Auf dem hohen Küstensande
Wandre ich im Sonnenstrahl;
Über die beglänzten Lande
Bald zum Meere, bald zum Strande
(Theodor Storm)
Johannes hatte via Twitter eine Verlängerung seiner gelungenen Meerparade angekündigt und ich hab’s verschlafen. Als Exilnordfriese in Franken eigentlich ein No-Go. Ich lebe schließlich hier in einer Region, in der beim leichtesten Wind im Radio schon von „Orkan“ gesprochen wird.

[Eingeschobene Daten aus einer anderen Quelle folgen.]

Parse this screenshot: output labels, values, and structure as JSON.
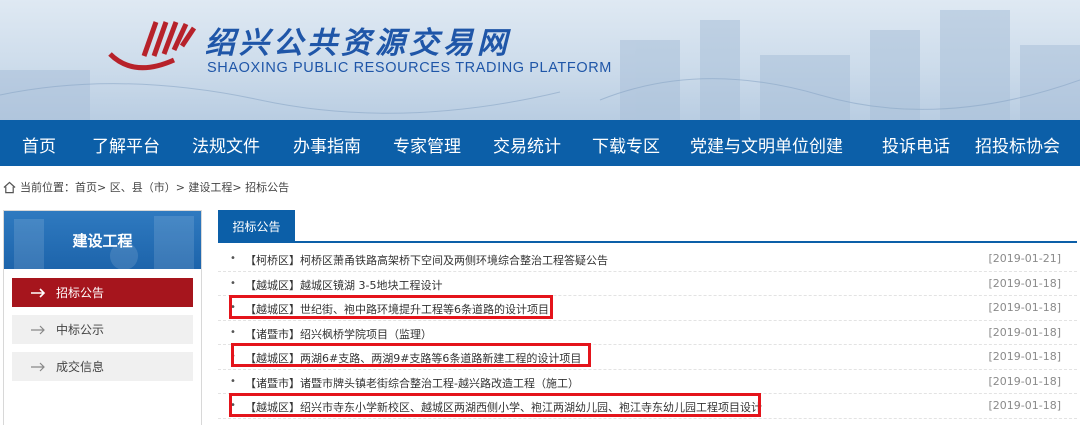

Man soll zu Hause bleiben. Fenster und Türen geschlossen. Aus. Basta. Das kenne ich von meiner alten Heimat anders.
Nolde liebte ihn, den Norden. Den Wind. Die Farben. Die Lichtspiele. Was sind wir raus, wenn die Herbststürme kamen. Raus auf den Deich, alleine oder in der Gruppe gegen den Wind stemmen oder hin zum Eidersperrwerk, wenn man jemanden gefunden hat, der einen hinbrachte. Auf den Schlitten den schneebedeckten Deich hinunter. Aus Mangel an Rodelmöglichkeiten. Natürlich die steilere Seite zur Straße. Geschwindigkeit. Kinderlachen.
Die Bäume um unser Reetdachhaus knarzten. Geräusche, die ich danach nie mehr erlebte, als es mich gen Süden zog. Den grauen, nasskalten Winter entfliehend. Doch den hellen Winter fand ich nicht. Zwar die Liebe meines Leben, aber nicht die schnell wechselnden Wolken. Was fehlt: das Geschrei der Möwen, der Duft und das Rascheln des Strandhafers.
Und jetzt kommt „Xaver“. Er drückt mit seinen Gewalten an die Küste. Bringt Sturm, Orkan, hohes Wasser. Die Medien sprechen von einer ähnlichen Gefahr wie 1962. Vor meiner Zeit. Doch an die Schneekatastrophe 1979 erinnere ich mich noch gut. Mein Vater zog mich und meinen Sandkastenkumpel auf unserem Schlitten quer durch den Ort zu einer Geburtstagsfeier. Schneeverwehungen. Eine gedämpfte Geräuschkulisse. Die Eider zugefroren. Knarzendes Packeis am Sperrwerk.
Hier, südlich des Weißwurstäquators, sitzt man im Trockenen und verfolgt die Bilder von Wind und Meer. Der nächste Urlaub kommt bestimmt. Natürlich dort, wo es weht und rauscht. Ob im Norden, Süden, Westen oder Osten. Hauptsache bei dir.